Padres Prospect Interview: Wande Olabisi

San Diego Padres prospect Wande Olabisi is raw. He didn't play much baseball in college. With the strength of an ox and fleet of foot, the club is hoping he can develop into a fearsome player – catchers are already scared of him barreling down the third base line.

You were a little bit injured this season. What is going on with you?

Wande Olabisi: I sprained my ankle earlier in the year and re-injured it in the wet grass after I scored a run. It feels good. It needed a few days rest.

You came in a little bit raw and did not have a lot of games played. You got down to Arizona and saw significant action. What is the progression from there to today for you?

Wande Olabisi: For me it is just a matter of getting at-bats. The more at-bats I get, the better I feel and the more comfortable I am in the box. Refining my approach and knowing what pitches I like to hit as opposed to what pitches they want to throw me. It is a matter of experience. I don't feel too much more raw than everybody else in low A baseball. I feel I am getting better every day.

That pitch selection - when you are bred one way, how difficult is it to change the mentality and know that "I need to lay off this pitch" or "this pitch is mine" and recognize that?

Wande Olabisi: That just takes time. The more I hit with my hitting coaches, the more selective I get and they can tell me "you hit this low pitch really well" or "this up and away pitch, you are not really hitting really well." Then in the game, when I get that low and in pitch I know I can put a good swing on it, but the up and away pitch, maybe I should let that one go. It is a matter of getting the reps in.
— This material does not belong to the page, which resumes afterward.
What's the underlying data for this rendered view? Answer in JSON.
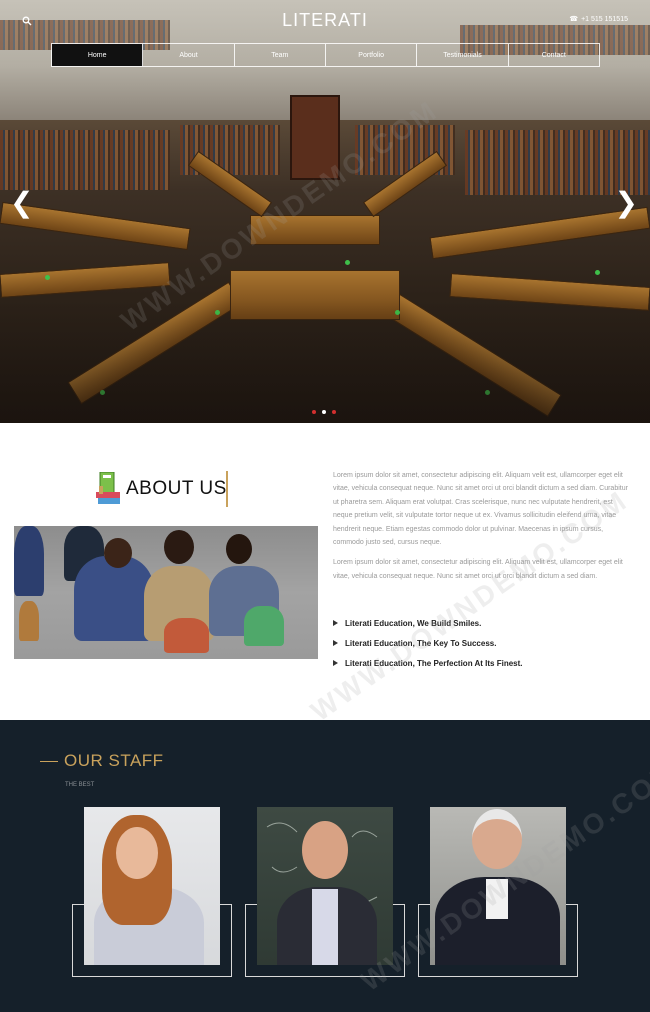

I feel I got a chance to do that last year and more so this year.

What is the progression like for you mechanically? What kind of changes have you made and where are you today? Are you feeling comfortable?

Wande Olabisi: Yes. Mechanically I am trying to loosen up my hands. I tend to get locked up, especially if it's tense. My natural swing is more locked up. I move my elbows in and loosen up my swing. I try to get my front foot down earlier and have more time to slow the game down a little bit. That has helped me out so far.

What does "slow the game down" really mean, especially as you go up levels?

Wande Olabisi: It is really tough since you have pitchers throwing 90 mph plus. It is really just about relaxing your body and focus on the ball. Focus on where you want to find the ball. It really down slow. It really does work, if you are locked in and you get your pitch, you feel like you have all day to hit it. That is something I learned from Scoob down in Arizona and Tony here. It is part of the process now.

Obviously you have some speed as well and the Padres' philosophy teeters toward how you play. How can you take advantage of that aggressiveness on the base paths?

Wande Olabisi: I definitely like the way they play. They like us to be aggressive but not reckless. They want us stealing on the right counts and the right situations. Also, just being good baserunners. It is not all about stealing bases. Play good defense and take good routes. They have really been helping me out with that. I had the speed coming in but they have helped me maximize my potential on the base paths.

I do not think people realize how much goes into stealing a base, i.e., reading the pitcher, getting a good lead, not tipping yourself off. How have you progressed in that area? When you come in, we see guys getting picked off all the time. Of course, it is product of being aggressive too.

Wande Olabisi: That is something I always did through high school, stealing bases. I already had a good feel for pitching mechanics and when I should steal. What they really emphasize here is having the right primary lead and creating the best situation for you to get that bag. I am not going to steal when it is a fastball count. I am going to try to steal when it is a high leg kick. I am going to try to steal when it is an off-speed pitch. They really emphasize that and once I got here, I start really thinking about that. It has been it a lot easier and lot more efficient.

How has your outfield work improved?

Wande Olabisi: It has been good. I played centerfield in high school and college. Here they have me at the corners, which is a lot different, actually. I like what are giving us in the outfield. They give us a lot of reps. Everyday we take infield, outfield. It is similar to hitting, lots of reps. I feel I am getting a lot better.

Since the ball cuts, and you play left one day and right the next, do you get almost [ ].

Wande Olabisi: As soon as I see the lineup card, and I know I am in right today, in batting practice I am going to go to right and get my reps in. As soon I position myself and get comfortable, it is natural.

You got a lot of great teammates here and this does not take away from anybody you don't mention, but if you could have a hitter batting behind you in the order all season, who would it be and why?

Wande Olabisi: That is a tough one. Right now it would be Nate. He is the kind of hitter that pitchers are afraid of - his size and what he can do and has done when he hits the baseball. It would probably be him. Though Griffin Benedict is a good guy to have behind you because he is the type of guy who is looking for his pitch and when he finds it he punishes the opposition. Both of those guys are good.

Any pitcher you enjoy playing behind? Whether it is fast and he throws a quick game, or keeps you involved, or you just enjoy the masterful way he goes about pitching a game?

Wande Olabisi: I really like playing behind Jerry Sullivan because of the way he is. He has a similar mentality to what I have - very aggressive. He likes to throw his fastball and I love playing behind pitchers who like to throw their fastball because it shows they are confident.